On the flight into Singapore, I finished a wonderful book called The Introverted Entrepreneur by Beth Buelow. Now, I don’t consider myself as total introvert, although my personality is skewed in that direction (I’m probably 60/40 introverted).
Why does this book resonate with me so? This year has been one of opening myself to entrepreneurship opportunities, co-founding three businesses and watching them hiccup and become stillborn in the process.
Whilst building these businesses, I keenly observed myself in a myriad of settings: meetings with co-founders, my own work in strategy, research and the other aspects of creating a business. What I found was that, in the context of becoming an entrepreneur, I gave into my introvert tendencies. This led me to believe that I was not being my authentic self, that I should be an extroverted salesman or be more aggressive in my business affairs. Basically, I thought that I should be a old school, stereotypical, businessman.
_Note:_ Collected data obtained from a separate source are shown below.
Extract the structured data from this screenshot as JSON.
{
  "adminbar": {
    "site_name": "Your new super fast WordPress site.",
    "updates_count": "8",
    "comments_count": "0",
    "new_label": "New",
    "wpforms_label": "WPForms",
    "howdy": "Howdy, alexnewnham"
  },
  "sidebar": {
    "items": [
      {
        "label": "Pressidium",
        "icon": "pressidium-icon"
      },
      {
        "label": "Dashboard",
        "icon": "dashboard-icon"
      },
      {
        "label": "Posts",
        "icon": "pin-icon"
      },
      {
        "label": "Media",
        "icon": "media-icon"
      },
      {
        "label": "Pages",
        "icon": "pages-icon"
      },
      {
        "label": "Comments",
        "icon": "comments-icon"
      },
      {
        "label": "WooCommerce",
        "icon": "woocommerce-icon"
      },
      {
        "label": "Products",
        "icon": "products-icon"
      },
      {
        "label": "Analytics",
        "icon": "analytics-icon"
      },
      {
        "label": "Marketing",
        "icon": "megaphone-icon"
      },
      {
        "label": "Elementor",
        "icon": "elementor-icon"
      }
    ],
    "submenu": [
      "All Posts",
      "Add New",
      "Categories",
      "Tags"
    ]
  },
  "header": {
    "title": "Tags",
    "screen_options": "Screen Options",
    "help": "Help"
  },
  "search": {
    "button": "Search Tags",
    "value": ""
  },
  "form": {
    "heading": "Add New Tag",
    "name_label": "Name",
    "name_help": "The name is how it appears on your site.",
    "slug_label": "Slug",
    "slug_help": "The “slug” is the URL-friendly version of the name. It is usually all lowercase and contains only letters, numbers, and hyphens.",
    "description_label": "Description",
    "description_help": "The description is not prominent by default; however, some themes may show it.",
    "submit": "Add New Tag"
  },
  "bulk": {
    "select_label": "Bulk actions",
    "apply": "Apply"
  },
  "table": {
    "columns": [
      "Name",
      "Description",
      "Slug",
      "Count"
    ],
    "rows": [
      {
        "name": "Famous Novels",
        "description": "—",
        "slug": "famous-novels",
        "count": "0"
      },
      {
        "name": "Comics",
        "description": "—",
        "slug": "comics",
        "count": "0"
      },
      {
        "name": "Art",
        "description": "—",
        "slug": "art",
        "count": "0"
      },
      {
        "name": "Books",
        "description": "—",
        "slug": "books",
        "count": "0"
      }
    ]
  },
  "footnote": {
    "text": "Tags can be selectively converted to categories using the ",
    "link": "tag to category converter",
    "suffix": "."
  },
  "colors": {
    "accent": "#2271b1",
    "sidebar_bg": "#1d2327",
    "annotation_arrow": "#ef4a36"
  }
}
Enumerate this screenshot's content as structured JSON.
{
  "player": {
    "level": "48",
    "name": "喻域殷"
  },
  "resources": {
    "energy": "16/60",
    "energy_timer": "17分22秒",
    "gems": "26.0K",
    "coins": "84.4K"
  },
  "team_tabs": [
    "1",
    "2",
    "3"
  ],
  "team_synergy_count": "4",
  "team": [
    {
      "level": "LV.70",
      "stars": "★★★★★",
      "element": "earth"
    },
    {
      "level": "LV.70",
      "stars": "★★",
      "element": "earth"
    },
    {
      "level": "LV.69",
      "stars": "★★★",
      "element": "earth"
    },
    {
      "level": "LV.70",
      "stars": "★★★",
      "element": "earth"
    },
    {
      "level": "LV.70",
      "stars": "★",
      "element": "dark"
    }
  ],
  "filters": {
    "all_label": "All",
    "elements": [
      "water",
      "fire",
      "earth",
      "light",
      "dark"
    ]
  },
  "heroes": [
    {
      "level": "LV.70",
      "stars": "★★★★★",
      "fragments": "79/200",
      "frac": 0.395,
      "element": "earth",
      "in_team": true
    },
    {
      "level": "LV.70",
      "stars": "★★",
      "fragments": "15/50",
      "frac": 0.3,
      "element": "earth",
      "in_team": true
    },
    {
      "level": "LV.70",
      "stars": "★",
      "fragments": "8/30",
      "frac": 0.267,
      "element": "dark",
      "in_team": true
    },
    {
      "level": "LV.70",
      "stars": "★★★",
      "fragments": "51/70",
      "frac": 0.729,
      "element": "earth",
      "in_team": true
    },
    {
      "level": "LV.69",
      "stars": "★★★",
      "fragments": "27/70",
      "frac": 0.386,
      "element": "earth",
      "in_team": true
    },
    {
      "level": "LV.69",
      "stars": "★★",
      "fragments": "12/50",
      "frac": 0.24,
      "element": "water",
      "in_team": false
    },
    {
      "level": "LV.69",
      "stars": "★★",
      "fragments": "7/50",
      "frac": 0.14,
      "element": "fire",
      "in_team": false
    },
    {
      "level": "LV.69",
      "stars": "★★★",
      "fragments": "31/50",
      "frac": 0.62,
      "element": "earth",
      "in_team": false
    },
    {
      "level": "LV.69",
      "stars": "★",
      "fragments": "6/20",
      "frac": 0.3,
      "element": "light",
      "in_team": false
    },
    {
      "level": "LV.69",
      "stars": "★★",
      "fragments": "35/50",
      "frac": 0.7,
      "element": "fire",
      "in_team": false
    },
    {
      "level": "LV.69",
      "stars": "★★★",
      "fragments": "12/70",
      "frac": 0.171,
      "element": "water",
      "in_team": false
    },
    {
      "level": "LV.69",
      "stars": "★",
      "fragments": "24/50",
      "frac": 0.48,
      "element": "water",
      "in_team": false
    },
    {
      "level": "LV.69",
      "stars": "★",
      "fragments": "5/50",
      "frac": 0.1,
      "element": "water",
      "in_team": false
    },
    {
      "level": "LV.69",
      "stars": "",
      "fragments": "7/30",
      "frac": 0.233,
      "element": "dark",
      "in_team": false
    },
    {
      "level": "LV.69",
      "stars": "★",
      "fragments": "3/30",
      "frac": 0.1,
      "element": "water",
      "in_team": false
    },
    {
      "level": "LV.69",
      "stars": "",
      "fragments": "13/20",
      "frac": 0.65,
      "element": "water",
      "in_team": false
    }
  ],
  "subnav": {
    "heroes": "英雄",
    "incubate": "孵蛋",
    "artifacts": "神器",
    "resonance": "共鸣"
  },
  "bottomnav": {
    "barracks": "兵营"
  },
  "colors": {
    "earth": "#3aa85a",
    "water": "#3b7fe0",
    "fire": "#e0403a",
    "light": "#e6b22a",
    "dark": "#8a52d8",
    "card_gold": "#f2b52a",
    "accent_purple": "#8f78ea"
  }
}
But, I am fundamentally not that. I speak with authority on subjects that I know, I research and prepare, I think deeply on subjects and enjoy problem solving. I’m an introverted businessman. These qualities were ever-present when I worked in an office so why did they only come to the fore when I tried going it alone?
Beth’s book resonates with me days after reading it. It is a blueprint that reassures me that I can be my authentic self. That I can accept who I am in business and still build something successful. Yes, this year has been a business failure but Rome wasn’t built in a day and I won’t quit.
Once more into the breach of entrepreneurship but this time it’ll be as me.